Differences among individuals within species are of major importance for evolution, but we know little about the role such intraspecific variability can play for the dynamics of connected populations facing environmental changes. Research in the past decades has especially highlighted the great variability in phenotypic and behavioral traits related to dispersal, the movements of individuals between populations. Using an experimental approach with connected microcosms of a ciliate, Staffan Jacob and colleagues at the Theoretical and Experimental Ecology Station, in the south of France, quantified the importance of this intraspecific variability in dispersal for the dynamics of connected populations. They demonstrated that differences among individuals are at least as important for metapopulation dynamics as the spatial and temporal variability of resources. An important part of this effect moreover results from variability of dispersal strategies. This study demonstrates that intraspecific variability in dispersal syndromes can be key in the functioning of metapopulations facing environmental changes.


Abstract

Evolutionary ecology studies have increasingly focused on the impact of intraspecific variability on population processes. However, the role such variation plays in the dynamics of spatially structured populations and how it interacts with environmental changes remains unclear.

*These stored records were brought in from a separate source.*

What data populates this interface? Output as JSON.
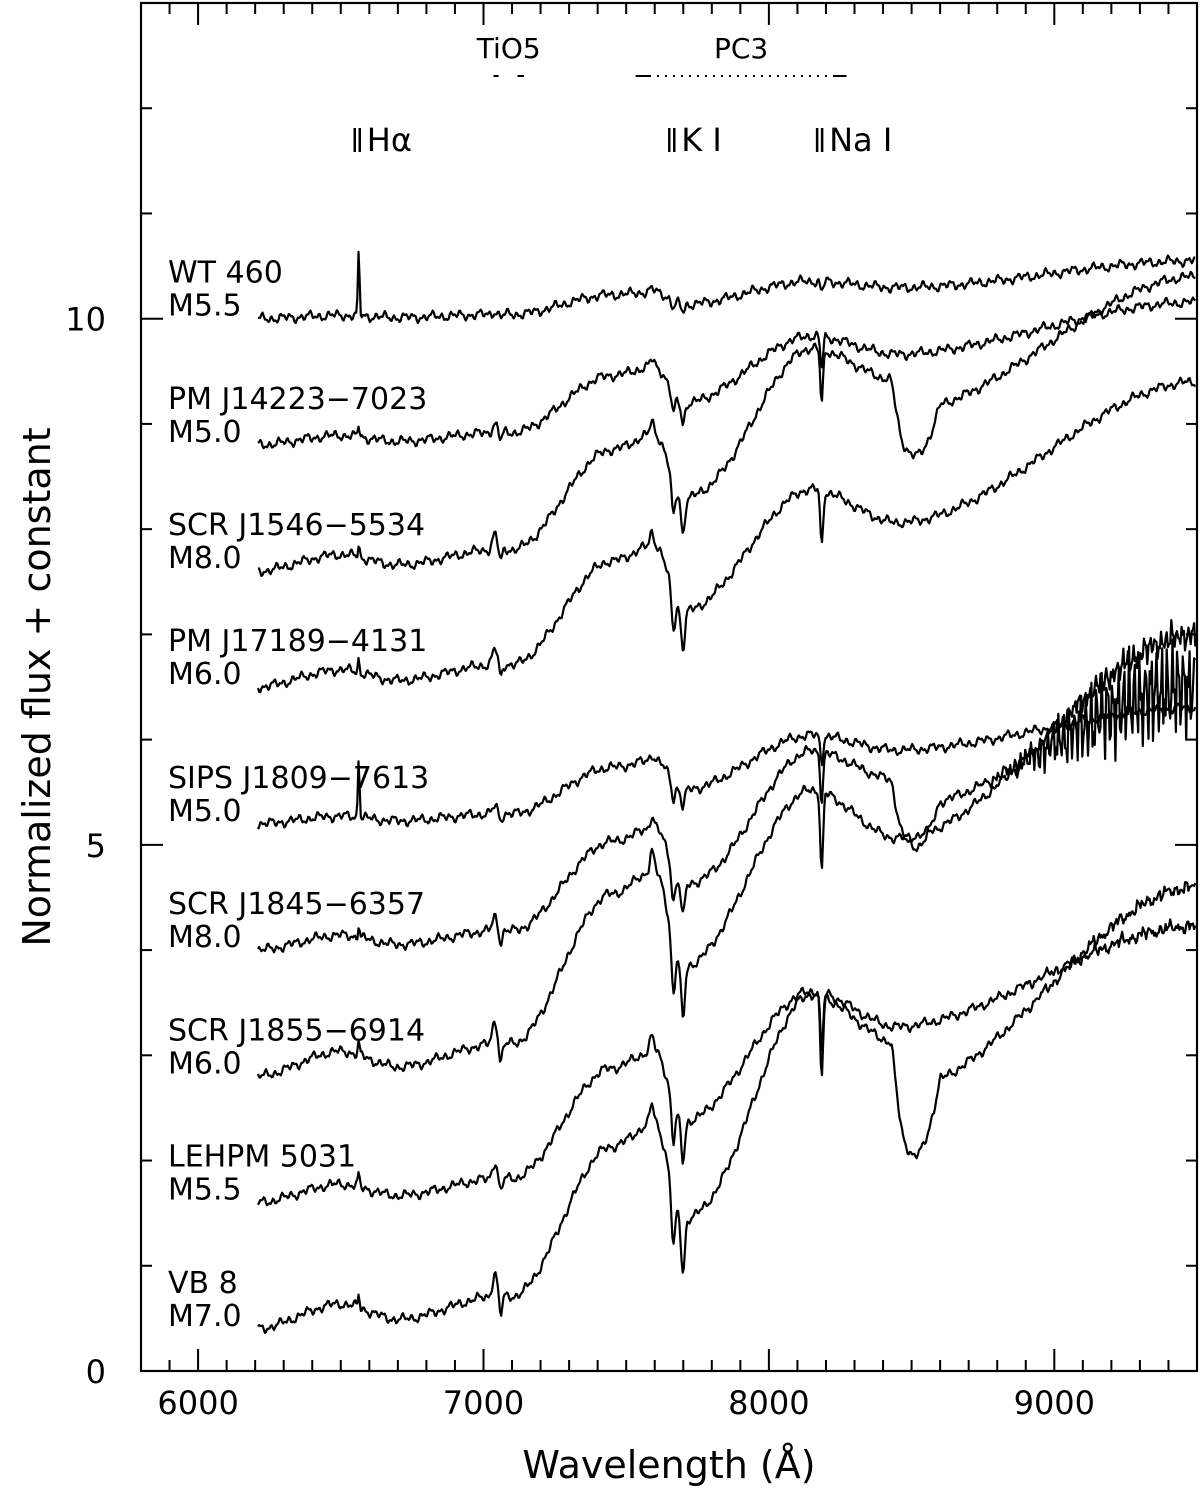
{
  "chart_data": {
    "type": "line",
    "xlabel": "Wavelength (Å)",
    "ylabel": "Normalized flux + constant",
    "xlim": [
      5800,
      9500
    ],
    "ylim": [
      0,
      13
    ],
    "xticks": [
      {
        "value": 6000,
        "label": "6000"
      },
      {
        "value": 7000,
        "label": "7000"
      },
      {
        "value": 8000,
        "label": "8000"
      },
      {
        "value": 9000,
        "label": "9000"
      }
    ],
    "yticks": [
      {
        "value": 0,
        "label": "0"
      },
      {
        "value": 5,
        "label": "5"
      },
      {
        "value": 10,
        "label": "10"
      }
    ],
    "features": [
      {
        "label": "Hα",
        "x": 6563
      },
      {
        "label": "K I",
        "x": 7665
      },
      {
        "label": "Na I",
        "x": 8183
      }
    ],
    "indices": [
      {
        "label": "TiO5",
        "bands": [
          [
            7042,
            7046
          ],
          [
            7126,
            7135
          ]
        ],
        "dotted": false
      },
      {
        "label": "PC3",
        "bands": [
          [
            7540,
            7580
          ],
          [
            8235,
            8265
          ]
        ],
        "dotted": true
      }
    ],
    "series": [
      {
        "name": "WT 460",
        "spectral_type": "M5.5",
        "offset": 10.0,
        "level": 10.55,
        "kind": "mid",
        "halpha": "strong",
        "noise": 0
      },
      {
        "name": "PM J14223-7023",
        "spectral_type": "M5.0",
        "offset": 8.8,
        "level": 10.4,
        "kind": "early",
        "halpha": "weak",
        "noise": 0
      },
      {
        "name": "SCR J1546-5534",
        "spectral_type": "M8.0",
        "offset": 7.6,
        "level": 10.4,
        "kind": "late",
        "halpha": "weak",
        "noise": 0
      },
      {
        "name": "PM J17189-4131",
        "spectral_type": "M6.0",
        "offset": 6.5,
        "level": 9.4,
        "kind": "mid",
        "halpha": "weak",
        "noise": 0
      },
      {
        "name": "SIPS J1809-7613",
        "spectral_type": "M5.0",
        "offset": 5.2,
        "level": 6.5,
        "kind": "early",
        "halpha": "strong",
        "noise": 0
      },
      {
        "name": "SCR J1845-6357",
        "spectral_type": "M8.0",
        "offset": 4.0,
        "level": 6.5,
        "kind": "late",
        "halpha": "weak",
        "noise": 0.6
      },
      {
        "name": "SCR J1855-6914",
        "spectral_type": "M6.0",
        "offset": 2.8,
        "level": 7.0,
        "kind": "mid",
        "halpha": "weak",
        "noise": 0.15
      },
      {
        "name": "LEHPM 5031",
        "spectral_type": "M5.5",
        "offset": 1.6,
        "level": 4.7,
        "kind": "early",
        "halpha": "weak",
        "noise": 0.05
      },
      {
        "name": "VB 8",
        "spectral_type": "M7.0",
        "offset": 0.4,
        "level": 4.6,
        "kind": "late",
        "halpha": "weak",
        "noise": 0.05
      }
    ]
  }
}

Here we experimentally quantify the relative importance of intraspecific variability in dispersal-related traits and spatiotemporal variability of environmental conditions for the dynamics of two-patch metapopulations using clonal genotypes of a ciliate in connected microcosms. We demonstrate that, in our simple two-patch microcosms, differences among genotypes are at least as important as spatiotemporal variability of resources for metapopulation dynamics. Furthermore, we show that an important proportion of this effect results from variability of dispersal syndromes. These syndromes can therefore be as important for metapopulation dynamics as spatiotemporal variability of environmental conditions. This study demonstrates that intraspecific variability in dispersal syndromes can be key in the functioning of metapopulations facing environmental changes.